I think I may be able to justify this, and I do not believe it is over-the-top or breaks the web.

https - secure HTML - provides encryption and authentication between the end points of the web based connection. Encryption means that the data being sent and received is scrambled from prying eyes, and authentication means that you are certain of with whom you are communicating.

These cases are not (as often) relevant over a wired connection, but when using open Wifi (like at Panera, Starbucks, McDonalds, hotels, and lots of other places) it is way too easy for someone to sniff user names, passwords, credit card numbers, and other account information right out of the wireless broadcast. It is significantly more difficult with the encryption that https provide.

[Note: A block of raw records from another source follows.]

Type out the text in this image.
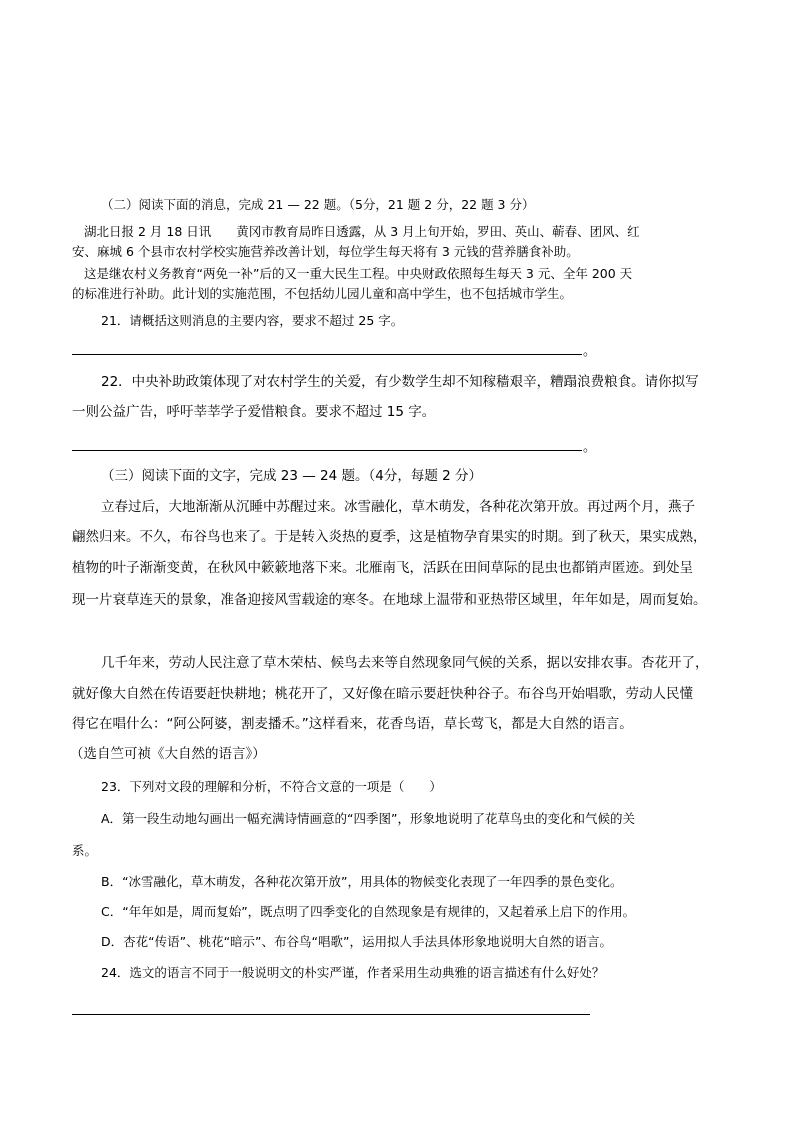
（二）阅读下面的消息，完成 21 — 22 题。（5分，21 题 2 分，22 题 3 分）
湖北日报 2 月 18 日讯　　黄冈市教育局昨日透露，从 3 月上旬开始，罗田、英山、蕲春、团风、红
安、麻城 6 个县市农村学校实施营养改善计划，每位学生每天将有 3 元钱的营养膳食补助。
这是继农村义务教育“两免一补”后的又一重大民生工程。中央财政依照每生每天 3 元、全年 200 天
的标准进行补助。此计划的实施范围，不包括幼儿园儿童和高中学生，也不包括城市学生。
21．请概括这则消息的主要内容，要求不超过 25 字。
。
22．中央补助政策体现了对农村学生的关爱，有少数学生却不知稼穑艰辛，糟蹋浪费粮食。请你拟写
一则公益广告，呼吁莘莘学子爱惜粮食。要求不超过 15 字。
。
（三）阅读下面的文字，完成 23 — 24 题。（4分，每题 2 分）
立春过后，大地渐渐从沉睡中苏醒过来。冰雪融化，草木萌发，各种花次第开放。再过两个月，燕子
翩然归来。不久，布谷鸟也来了。于是转入炎热的夏季，这是植物孕育果实的时期。到了秋天，果实成熟，
植物的叶子渐渐变黄，在秋风中簌簌地落下来。北雁南飞，活跃在田间草际的昆虫也都销声匿迹。到处呈
现一片衰草连天的景象，准备迎接风雪载途的寒冬。在地球上温带和亚热带区域里，年年如是，周而复始。
几千年来，劳动人民注意了草木荣枯、候鸟去来等自然现象同气候的关系，据以安排农事。杏花开了，
就好像大自然在传语要赶快耕地；桃花开了，又好像在暗示要赶快种谷子。布谷鸟开始唱歌，劳动人民懂
得它在唱什么：“阿公阿婆，割麦播禾。”这样看来，花香鸟语，草长莺飞，都是大自然的语言。
（选自竺可祯《大自然的语言》）
23．下列对文段的理解和分析，不符合文意的一项是（　　）
A．第一段生动地勾画出一幅充满诗情画意的“四季图”，形象地说明了花草鸟虫的变化和气候的关
系。
B．“冰雪融化，草木萌发，各种花次第开放”，用具体的物候变化表现了一年四季的景色变化。
C．“年年如是，周而复始”，既点明了四季变化的自然现象是有规律的，又起着承上启下的作用。
D．杏花“传语”、桃花“暗示”、布谷鸟“唱歌”，运用拟人手法具体形象地说明大自然的语言。
24．选文的语言不同于一般说明文的朴实严谨，作者采用生动典雅的语言描述有什么好处？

The same holds true for uncontrolled wired connections. If you've ever plugged a laptop in a hotel room's ethernet and looked at your network neigborhood to notice who left file sharing turned on and their firewall turned off, you'll get an idea of how easy it is to set yourself up as a "man-in-the-middle" and sniff all those users traffic right off the wire.

Side note: It is possible for governments to obtain security certificates allowing them to appear as the authentic website you are trying to access, and thereby convince you that you are securely connected and authenticated to the place you want when they are actually able to decrypt all your information AND YOU WOULD NOT KNOW THIS. But as far as I know, individuals cannot YET do this.